All the above stages are combined in the `pipeline` method to process the videos. 

The above individual stages are used in the pipeline to detect cars in the video. Since the video is temporal in nature.In order to have better detections on the video stream, a cache of the past detections is used to form the heat map and thresholded accordingly. Using last N detections to form  teh heatmap helps reduce false positives. 

```python
detection_history = deque(maxlen=20) # used to cache the previous detections
  
```



###### The left video stream is all detections on the frame and the right video stream is merged detections of multiple windows.
___

<video controls src="car_tracking_report_img/car_detection_report_video.mp4" width=900/>


---

### Discussion

This implementation is very crude in terms of performance and in the way bounding boxes are drawn.A stepped up of the system could be achieved by using low-level language-based implementation.

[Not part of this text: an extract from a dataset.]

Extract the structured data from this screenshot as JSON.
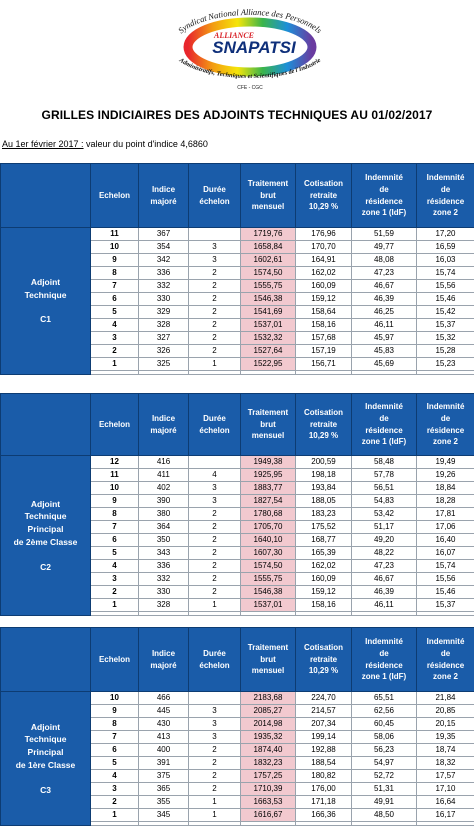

A combination of the techniques used here along with a conv- net to detect objects would improve the confidence of the detections.

* The hog feature extraction for sliding windows is very slow. This can be optimised by extracting the features and once and looking it up. 
* The algorithm is only as good as the data that is fed into it. If the input image is noisy the possibility of having false positives is large.
* This pipeline does not cater for different weather conditions (rain and low light).  
* A method to automatically detect vanishing points could be implemented to select the region of interest.